Daniel recalls being disappointed not too long ago when he came across Tori Amos’ first crack on the platform, in which the beloved singer-songwriter greets the audience with some sort of output expression from here. “It was like someone told him, ‘You need to log into TikTok,'” the manager said of Amos, who broke out in the early 1990s, long before the era of social media. . “And she’s like, ‘Why are you making me do this?'”
Some music insiders view TikTok — and the growing resistance to it — as simply the latest evolution in a company that has always prized visual presentation. “In the era of MTV, you had to be good at making videos,” said a longtime industry personality who requested anonymity to speak freely. “And believe me – some acts didn’t want to do them. But like with MTV back then, that’s where the audience is now.
Welch, whose new album, ‘Dance Fever,’ entered Billboard’s Alternative Albums chart this week at No. 1, admits she’s backtracked on that fact in the weeks since she aired her deep sigh of resignation.
“The fan community on TikTok was so funny and cute that I started liking it,” Welch said. (Highest rated comment on her original video: “Florence, I’m sorry the label got it right, we love them.”) in a week and it still makes creative sense,” she adds, referencing to the videos she posted while rolling out “Dance Fever.”
Indeed, finding their unique voice on the platform, rather than using it purely for promotional purposes, is key to an artist’s long-term success on TikTok, according to Daniel. “People want to be entertained, so you have to do something entertaining,” he says. “Go on TikTok and read your tour dates? People are going to jump on it.
There are a handful of superstars whose status has largely allowed them to avoid engaging with TikTok: Kendrick Lamar, whose “Mr.
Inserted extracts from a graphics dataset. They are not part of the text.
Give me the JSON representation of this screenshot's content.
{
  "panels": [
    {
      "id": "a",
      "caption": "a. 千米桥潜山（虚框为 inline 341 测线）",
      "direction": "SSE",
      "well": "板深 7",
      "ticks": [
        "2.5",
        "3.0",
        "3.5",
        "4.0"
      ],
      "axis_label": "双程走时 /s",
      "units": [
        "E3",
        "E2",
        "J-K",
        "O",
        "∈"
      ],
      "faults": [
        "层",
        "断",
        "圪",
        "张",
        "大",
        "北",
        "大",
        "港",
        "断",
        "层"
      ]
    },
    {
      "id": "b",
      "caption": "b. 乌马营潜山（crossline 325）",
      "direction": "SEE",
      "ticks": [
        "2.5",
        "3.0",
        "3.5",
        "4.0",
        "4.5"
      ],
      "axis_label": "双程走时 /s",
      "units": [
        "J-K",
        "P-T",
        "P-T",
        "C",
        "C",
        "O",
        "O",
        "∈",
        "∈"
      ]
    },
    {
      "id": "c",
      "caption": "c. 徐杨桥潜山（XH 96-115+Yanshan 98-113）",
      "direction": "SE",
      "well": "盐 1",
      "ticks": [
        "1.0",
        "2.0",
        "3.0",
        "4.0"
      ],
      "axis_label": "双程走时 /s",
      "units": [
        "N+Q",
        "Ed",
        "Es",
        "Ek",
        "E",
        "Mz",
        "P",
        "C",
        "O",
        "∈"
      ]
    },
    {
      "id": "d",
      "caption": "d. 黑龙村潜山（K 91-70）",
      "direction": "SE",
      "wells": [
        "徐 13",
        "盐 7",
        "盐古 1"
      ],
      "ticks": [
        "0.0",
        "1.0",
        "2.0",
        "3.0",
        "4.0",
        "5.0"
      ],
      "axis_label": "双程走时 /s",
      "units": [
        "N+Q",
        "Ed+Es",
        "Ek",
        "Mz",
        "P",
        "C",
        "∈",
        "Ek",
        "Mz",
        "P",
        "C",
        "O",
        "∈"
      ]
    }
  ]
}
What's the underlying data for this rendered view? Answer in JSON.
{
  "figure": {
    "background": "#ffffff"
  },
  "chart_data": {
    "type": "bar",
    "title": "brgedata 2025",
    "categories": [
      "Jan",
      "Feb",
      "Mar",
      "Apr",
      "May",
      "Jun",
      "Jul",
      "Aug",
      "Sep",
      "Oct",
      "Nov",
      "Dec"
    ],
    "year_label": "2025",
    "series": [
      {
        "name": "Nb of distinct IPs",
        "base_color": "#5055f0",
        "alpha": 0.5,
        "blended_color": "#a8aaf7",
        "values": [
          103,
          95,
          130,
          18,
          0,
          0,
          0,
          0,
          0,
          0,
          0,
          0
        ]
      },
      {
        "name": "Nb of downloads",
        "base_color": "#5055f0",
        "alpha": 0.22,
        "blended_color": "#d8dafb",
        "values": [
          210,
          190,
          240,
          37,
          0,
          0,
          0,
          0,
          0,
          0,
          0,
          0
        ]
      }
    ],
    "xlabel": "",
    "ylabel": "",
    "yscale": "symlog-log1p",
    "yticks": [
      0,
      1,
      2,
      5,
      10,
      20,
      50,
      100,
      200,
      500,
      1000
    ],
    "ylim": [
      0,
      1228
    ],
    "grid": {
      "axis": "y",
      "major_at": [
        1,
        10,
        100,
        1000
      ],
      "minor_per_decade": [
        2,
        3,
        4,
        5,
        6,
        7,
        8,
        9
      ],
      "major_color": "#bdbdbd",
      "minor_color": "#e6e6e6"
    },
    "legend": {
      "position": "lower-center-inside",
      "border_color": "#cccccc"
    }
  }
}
Morale & the Big Steppers” just recorded the biggest opening week of them all albums in 2022, for example, and Adele, who told Apple Music’s Zane Lowe last year that she’s happy to target older listeners — and isn’t worried that young people won’t are. t aware of it.
“They say, ‘We really need to make sure these 14-year-olds know who you are,'” Adele said, paraphrasing her label executives. “And I’m like, ‘But they all have moms.
Lorde, who at 25 is nearly a decade younger than Adele, is also not on TikTok, although Daniel occasionally sends her videos he sees on the app. “I sent her the Florence one – she’s a huge Florence fan – and I sent her the Haim one which was pretty good,” he says.
“But that’s all I do. She can make up her own mind about what she wants to do. Or don’t.